TBK’nın 526. maddesine göre vekâleti olmaksızın başkasının hesabına işgören kişi, o işi sahibinin menfaatine ve varsayılan iradesine uygun olarak görmekle yükümlüdür. Hekimin, hastanın iznini almadan veya hal ve şartlara göre ani gelişen bir durum karşısında veya acil durumlarda izin almaya imkân bulunmayan durumlarda yaptığı tıbbi müdahaleler vekâletsiz işgörme kapsamındadır.  Örneğin bilinci kapalı bir hastaya, hekimin yaptığı tıbbi müdahale, aniden fenalaşan bir kişiye yakında bulunan bir hekimin yaptığı müdahale, veya ameliyat esnasında ani gelişen bir duruma karşı yapılan müdahale vekâletsiz işgörme olarak kabul edilir.

d. Haksız Fiil

Haksız fiil TBK’nın 49. maddesinde, kusurlu ve hukuka aykırı bir fiille bir kişiye zarar verme olarak tanımlanmıştır. Hekimin insan bedeni üzerinde yaptığı tıbbi uygulama hataları haksız fiil olarak kabul edilir. Haksız fiil sorumluluğu, doktorun kusurlu hareketleri nedeniyle hastaya verdiği zararların tazmin edilmesini gerektirmektedir. Hekimin kamu hastanelerinde, kamu görevlisi sıfatıyla veya özel hasta­nede hizmet sözleşmesi ile çalıştığı durumlarda hekimin sorumluluğu, kural olarak haksız fiil sorumluluğudur. Zira belirtilen durumlarda, hekimle hasta arasında önceden kurulmuş bir sözleşme ilişkisi mevcut olmadığı gibi, he­kim hastadan ücret almamakta, hasta da hekimi seçememektedir.

e. Hizmet Kusuru

Hizmet kusuru, idarenin yürüttüğü kamu hizmetinin hiç işlememesi, kötü işlemesi veya geç işlememesi sonucu ortaya çıkan ve idarenin ortaya çıkan zararı ödemesini öngören bir sorumluluk türüdür. İdare, sağlık hizmetlerinin doğru bir şekilde yürütülmesi için gerekli organizasyonları yaparak, yeterli araç ve gereçleri, tesisleri sağlamak ve yetkin sağlık personelleri yetiştirerek sağlık hizmetlerini yürütmek zorundadır. Bu noktada sağlık personelinin yaptığı tıbbi uygulama hataları sonucu hizmet kusuru nedeniyle sorumlu tutulmaktadır. Zira kamu hastanesinde çalışan hekim ile hasta arasında herhangi bir sözleşme ilişkisi bulunmamaktadır. Kamu hastanelerinde, kamu hizmeti verildiği için hasta ile idare arasında bir idare hukuku ilişkisi meydana gelir. Bu nedenle kamu hastanelerinde meydana gelen bir hatalı tıbbi uygulama nedeniyle açılacak dava idari yargı mercilerinde açılır.

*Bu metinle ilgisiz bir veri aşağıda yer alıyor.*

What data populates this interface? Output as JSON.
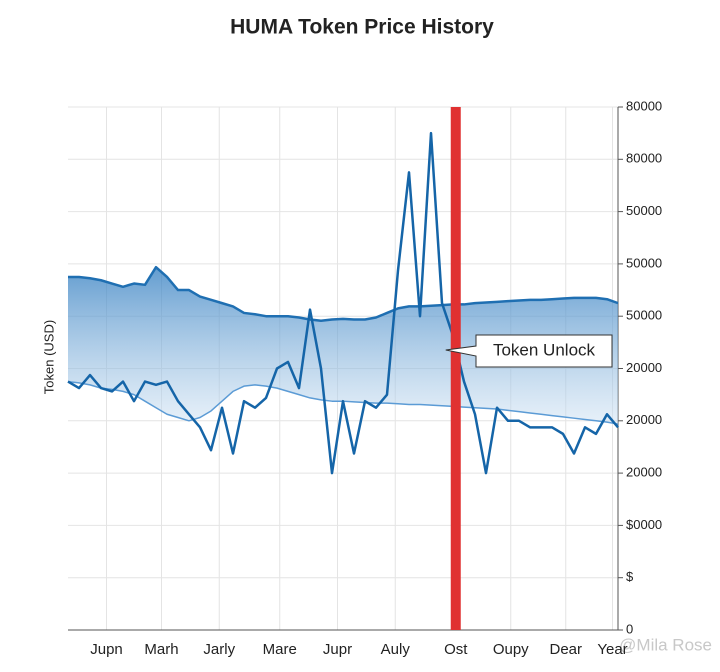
{
  "chart_data": {
    "type": "line",
    "title": "HUMA Token Price History",
    "y_label": "Token (USD)",
    "watermark": "@Mila Rose",
    "xlim": [
      0,
      100
    ],
    "xticks": [
      {
        "value": 7,
        "label": "Jupn"
      },
      {
        "value": 17,
        "label": "Marh"
      },
      {
        "value": 27.5,
        "label": "Jarly"
      },
      {
        "value": 38.5,
        "label": "Mare"
      },
      {
        "value": 49,
        "label": "Jupr"
      },
      {
        "value": 59.5,
        "label": "Auly"
      },
      {
        "value": 70.5,
        "label": "Ost"
      },
      {
        "value": 80.5,
        "label": "Oupy"
      },
      {
        "value": 90.5,
        "label": "Dear"
      },
      {
        "value": 99,
        "label": "Year"
      }
    ],
    "ylim": [
      0,
      80000
    ],
    "yticks": [
      0,
      {
        "value": 8000,
        "label": "$"
      },
      {
        "value": 16000,
        "label": "$0000"
      },
      {
        "value": 24000,
        "label": "20000"
      },
      {
        "value": 32000,
        "label": "20000"
      },
      {
        "value": 40000,
        "label": "20000"
      },
      {
        "value": 48000,
        "label": "50000"
      },
      {
        "value": 56000,
        "label": "50000"
      },
      {
        "value": 64000,
        "label": "50000"
      },
      {
        "value": 72000,
        "label": "80000"
      },
      80000
    ],
    "grid": true,
    "x": [
      0,
      2,
      4,
      6,
      8,
      10,
      12,
      14,
      16,
      18,
      20,
      22,
      24,
      26,
      28,
      30,
      32,
      34,
      36,
      38,
      40,
      42,
      44,
      46,
      48,
      50,
      52,
      54,
      56,
      58,
      60,
      62,
      64,
      66,
      68,
      70,
      72,
      74,
      76,
      78,
      80,
      82,
      84,
      86,
      88,
      90,
      92,
      94,
      96,
      98,
      100
    ],
    "series": [
      {
        "color": "#1f6fb2",
        "role": "band-upper",
        "values": [
          54000,
          54000,
          53800,
          53500,
          53000,
          52500,
          53000,
          52800,
          55500,
          54000,
          52000,
          52000,
          51000,
          50500,
          50000,
          49500,
          48500,
          48300,
          48000,
          48000,
          48000,
          47800,
          47500,
          47300,
          47500,
          47600,
          47500,
          47500,
          47800,
          48500,
          49200,
          49500,
          49500,
          49600,
          49700,
          49800,
          49800,
          50000,
          50100,
          50200,
          50300,
          50400,
          50500,
          50500,
          50600,
          50700,
          50800,
          50800,
          50800,
          50600,
          50000
        ]
      },
      {
        "color": "#5b9bd5",
        "role": "band-lower",
        "values": [
          38000,
          37800,
          37500,
          37000,
          36800,
          36500,
          36000,
          35000,
          34000,
          33000,
          32500,
          32000,
          32500,
          33500,
          35000,
          36500,
          37300,
          37500,
          37300,
          37000,
          36500,
          36000,
          35500,
          35200,
          35000,
          35000,
          34900,
          34800,
          34700,
          34700,
          34600,
          34500,
          34500,
          34400,
          34300,
          34200,
          34100,
          34000,
          33900,
          33800,
          33600,
          33400,
          33200,
          33000,
          32800,
          32600,
          32400,
          32200,
          32000,
          31800,
          31500
        ]
      },
      {
        "color": "#1565a8",
        "role": "price",
        "values": [
          38000,
          37000,
          39000,
          37000,
          36500,
          38000,
          35000,
          38000,
          37500,
          38000,
          35000,
          33000,
          31000,
          27500,
          34000,
          27000,
          35000,
          34000,
          35500,
          40000,
          41000,
          37000,
          49000,
          40000,
          24000,
          35000,
          27000,
          35000,
          34000,
          36000,
          55000,
          70000,
          48000,
          76000,
          50000,
          45000,
          38000,
          33000,
          24000,
          34000,
          32000,
          32000,
          31000,
          31000,
          31000,
          30000,
          27000,
          31000,
          30000,
          33000,
          31000
        ]
      }
    ],
    "annotations": [
      {
        "x": 70.5,
        "label": "Token Unlock",
        "color": "#e03131"
      }
    ]
  }
}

3. Hekim (Doktor) Hatası Nedeniyle Açılacak Tazminat Davasının Şartları

Hekim hatası nedeniyle tazminat davası açılabilmesi için her şeyden önce hekimin fiilinin hukuka aykırı olması gerekir. Bu hukuka aykırı fiil sonucu bir zarar meydana gelmiş olmalı ve hekimin kusuru bulunmalıdır. Ayrıca meydana gelen zarar ile hekimin kusurlu davranışı arasında nedensellik (illiyet) bağı bulunması gerekir. Bu şartlardan biri dahi olmazsa sorumluluk doğmaz. Dolayısıyla tazminat davası açılabilmesi için bu şartların birlikte mevcut olması gerekmektedir.

 4. Hekim (Doktor) Hatası Nedeniyle Tazminat Davası Kime Karşı Açılır?

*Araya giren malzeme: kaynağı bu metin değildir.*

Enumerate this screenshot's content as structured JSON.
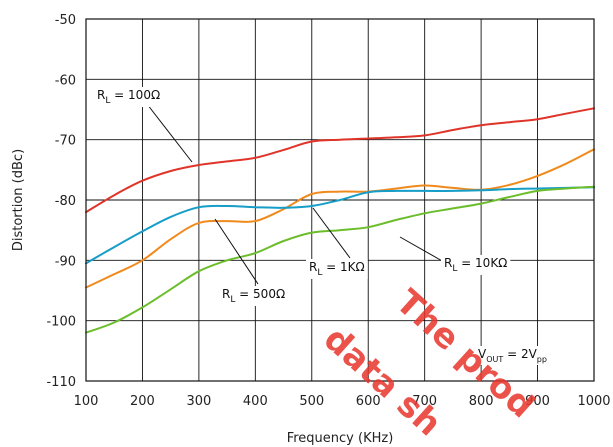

Hekim hatası nedeniyle açılacak tazminat davası, hatalı tıbbi müdahalenin yapıldığı yerin özel hastane, kamu hastanesi veya bağımsız çalışan hekimin işyeri olup olmamasına göre değişkenlik gösterir.

a. Bağımsız Çalışan Hekime Karşı Tazminat Davası

Hatalı tıbbi müdahaleyi yapan hekim kendi bağımsız işyerinde çalışıyorsa bu halde tazminat davası hekime karşı açılacaktır.

 b. Özel Hastaneye ve Hekime Karşı Tazminat Davası

Hatalı tıbbi müdahale özel hastanede meydana gelmişse bu halde tazminat davası hem özel hastanenin bağlı olduğu gerçek veya tüzel kişiliğe hem de hatalı tıbbi müdahaleyi yapan hekime karşı açılacaktır.  

 c. Kamu Hastanesine Karşı Tazminat Davası

Sağlık hizmetlerinin yürütülmesi idarenin asli görevlerinden biri olup, söz konusu görevin hiç ya da gereği gibi yerine getirilmemesi, yani kusurlu bir şekilde yerine getirilmesi idarenin hukuki sorumluluğuna yol açar. İdarenin sorumluluğun doğabilmesi için, bir zararın olması, zararı doğuran işlem veya eylemin idareye yüklenebilir olması ve zarar ile idari olgu arasında nedensellik bağının bulunması gerekir. Bu koşulların birlikte gerçekleşmesi halinde kamu hastanesinde çalışan, kamu görevlisi olan hekimin kusuru nedeniyle idarenin sorumluluğuna gidilebilir. İdare açılacak tazminat davası sonucunda tazminat ödemek zorunda kalırsa, kamu görevlisi olan hekime rücu edebilir.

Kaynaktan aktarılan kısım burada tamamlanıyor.